Got Spam? What about full control?

For the past nine months there has been a vicious worm attacking Microsoft platform machines. This worm has been named the “Storm worm”. Storm worm is designed to turn computers of unsuspecting users into zombie machines. It does this by attracting people through bogus e-mail messages which include conformation messages, e-cards and even promising free MP3 downloads or free pornographic pictures and movies. Every time someone clicks on the provided link, the Storm worm downloads malware and turns their machine into a zombie machine.

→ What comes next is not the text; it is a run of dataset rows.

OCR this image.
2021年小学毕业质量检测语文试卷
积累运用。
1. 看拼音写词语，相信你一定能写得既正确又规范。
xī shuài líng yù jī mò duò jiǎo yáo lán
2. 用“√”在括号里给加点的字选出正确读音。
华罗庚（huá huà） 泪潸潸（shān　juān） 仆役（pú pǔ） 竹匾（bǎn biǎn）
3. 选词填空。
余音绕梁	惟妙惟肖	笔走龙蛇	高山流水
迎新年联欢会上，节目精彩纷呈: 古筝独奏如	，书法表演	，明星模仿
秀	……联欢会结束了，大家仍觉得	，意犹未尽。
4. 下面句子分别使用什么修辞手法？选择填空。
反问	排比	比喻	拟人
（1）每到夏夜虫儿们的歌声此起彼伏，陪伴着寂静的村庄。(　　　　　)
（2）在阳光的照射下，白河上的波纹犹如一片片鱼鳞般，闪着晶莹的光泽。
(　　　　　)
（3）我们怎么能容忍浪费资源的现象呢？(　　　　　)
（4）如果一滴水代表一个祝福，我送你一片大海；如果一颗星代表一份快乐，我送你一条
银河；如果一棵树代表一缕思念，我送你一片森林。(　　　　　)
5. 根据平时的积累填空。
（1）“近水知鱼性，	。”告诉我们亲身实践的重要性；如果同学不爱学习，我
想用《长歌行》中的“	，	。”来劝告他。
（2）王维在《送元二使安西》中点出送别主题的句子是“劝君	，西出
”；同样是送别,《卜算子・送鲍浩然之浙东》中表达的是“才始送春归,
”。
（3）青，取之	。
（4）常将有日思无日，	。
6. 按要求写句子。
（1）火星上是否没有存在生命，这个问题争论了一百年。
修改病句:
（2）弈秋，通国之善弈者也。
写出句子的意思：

It all started back in January with only a few thousand attacks registered. As of August 22, 2007 there has been a record of 57 million virus-infected messages sent across the internet. Ninety-nine percent of these messages were traced to the Storm Worm. It is estimated that there are between 5,000 and 6,000 zombie computers being used to send out all the spam messages, a fraction of the computers that have been compromised by the Storm worm.
The creator of the Storm worm is using these infected computers to build the world’s largest botnet. It is estimated that there are 50 million computers associated with this malicious computer grid. With this many computers tied together as one, the botnet could easily overpower the world’s top 500 supercomputers. Also, with this much power, the creator of the Storm worm could bring a country to its knees with ease by launching distributed denial of service attacks against its government, utilities companies and serve providers. These people could do catastrophic damage if they wanted to and is quite scary when you think that this much power is in the hands of criminals.

To make things even more difficult, the botnet knows when its network is being scanned with antivirus or anti-malware software. When the botnet senses that it is being scanned; it seeks out the system that is performing the scan and launches a massive denial of service attack on that computer or network. Again scary since we don’t have any defense against the Storm, but yet in a strange way, very ingenious. A malicious network that protects itself by attacking the attacker (anti-malware scans), it’s like sending a virus a virus but vice versa.